Hutch was a relatively diminutive woman, but she had a lot of presence. He wished she could loosen up a bit, though. “There’s been speculation that the Lassiter might have found something but that the Academy is keeping it quiet.”
“Don’t tell me you’ve become a conspiracy wacko, Mac.”
“If they had found something, would you have made it public?”
“Yes. Look, Mac, it would have been in our interest if they’d found something.”
“Something unearthly.”
“I guess you could put it that way. Sure. The public is bored with interstellar exploration. So we’ve become a target for politicians. And opportunistic media types.”
He let it pass. “Okay. Thanks.”
“You’re welcome.” She was about to disconnect.
“May I ask one more question?”
“Ask away.”
“What’s your opinion? What do you think the moonriders are?”
r /> “Mac,” she said, “I don’t do opinions. When we have some conclusions, I’ll let you know.”
MACALLISTER’S DIARY
Sometimes the cost of integrity is the loss of a friend.
—Tuesday, February 17
chapter 8
The secret to a successful career in virtually any field is good public relations. Forget results. Forget the facts. Perception is all that matters.
—Gregory MacAllister, “Downhill All the Way”
Wednesday, February 18.
Michael Asquith had not been a child of privilege. He’d grown up on a North Dakota farm. His father had belatedly discovered a talent for oratory and for telling people what they wanted to hear, and had gone all the way from raising corn and tomatoes—the crops had been moving north—to the Senate. He’d made a lot of money along the way. By the time full-blown success had arrived, Michael, the youngest of three sons, was flunking out of medical school at the University of Minnesota. Later he flunked out of business school. He ascribed these early misadventures to his being a restless, independent spirit. No respecter of authority, he was fond of saying. But it didn’t matter. Eventually he collected a doctorate in political science. Meanwhile Dad had gotten him a post with the North Dakota elections commission, and later he connected with a rising young politician from Fargo. Asquith discovered a talent for directing campaigns, and he and the young politician had gone together to Bismarck, and eventually to Washington.

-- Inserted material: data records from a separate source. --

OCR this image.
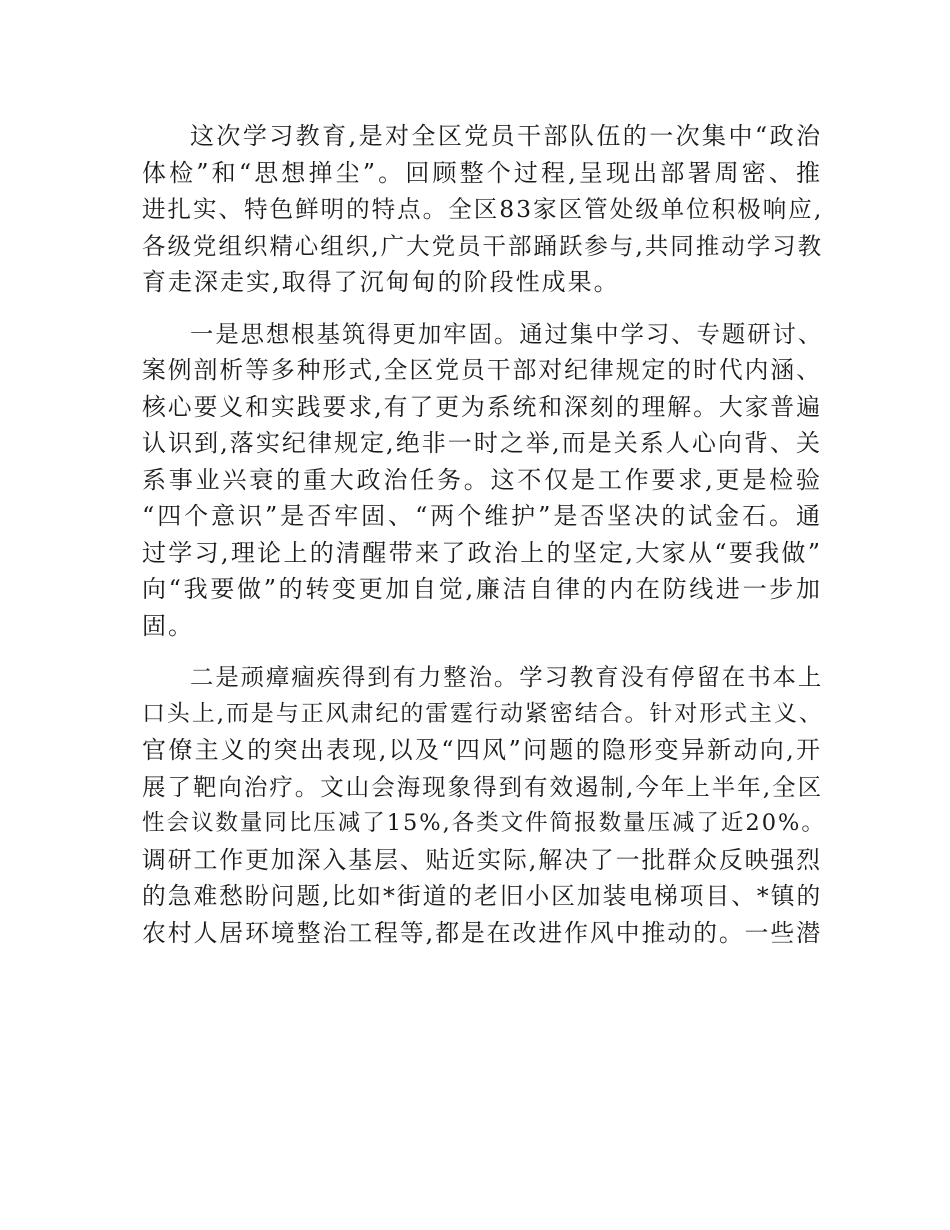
这次学习教育,是对全区党员干部队伍的一次集中“政治
体检”和“思想掸尘”。回顾整个过程,呈现出部署周密、推
进扎实、特色鲜明的特点。全区83家区管处级单位积极响应,
各级党组织精心组织,广大党员干部踊跃参与,共同推动学习教
育走深走实,取得了沉甸甸的阶段性成果。

一是思想根基筑得更加牢固。通过集中学习、专题研讨、
案例剖析等多种形式,全区党员干部对纪律规定的时代内涵、
核心要义和实践要求,有了更为系统和深刻的理解。大家普遍
认识到,落实纪律规定,绝非一时之举,而是关系人心向背、关
系事业兴衰的重大政治任务。这不仅是工作要求,更是检验
“四个意识”是否牢固、“两个维护”是否坚决的试金石。通
过学习,理论上的清醒带来了政治上的坚定,大家从“要我做”
向“我要做”的转变更加自觉,廉洁自律的内在防线进一步加
固。

二是顽瘴痼疾得到有力整治。学习教育没有停留在书本上
口头上,而是与正风肃纪的雷霆行动紧密结合。针对形式主义、
官僚主义的突出表现,以及“四风”问题的隐形变异新动向,开
展了靶向治疗。文山会海现象得到有效遏制,今年上半年,全区
性会议数量同比压减了15%,各类文件简报数量压减了近20%。
调研工作更加深入基层、贴近实际,解决了一批群众反映强烈
的急难愁盼问题,比如*街道的老旧小区加装电梯项目、*镇的
农村人居环境整治工程等,都是在改进作风中推动的。一些潜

In time he’d made friends, gained influence, and when the top job at the Academy came open, Asquith had walked into it. His major goal was eventually to run a presidential campaign. Hutch hoped it wouldn’t happen. The prospect of his being close to the seat of power was unsettling. It wasn’t that he was irresponsible. Or ruthless. It was that he was essentially hollow. Believed in nothing save his own advancement. (Although he didn’t realize that. Asquith thought of himself as a shrewd, progressive leader. The nation would be better off were he at the levers of power.) He lived strictly on the surface. Liked symbols. Mistook metaphors for reality. Enjoyed being photographed outside churches, but had no clue what the New Testament was really about. Even now, after several years at the Academy, he could not get excited about a new discovery, whatever it might be. His first thought was inevitably how the discovery might affect the Academy’s political standing, or its funding. To be honest, though, that was his job.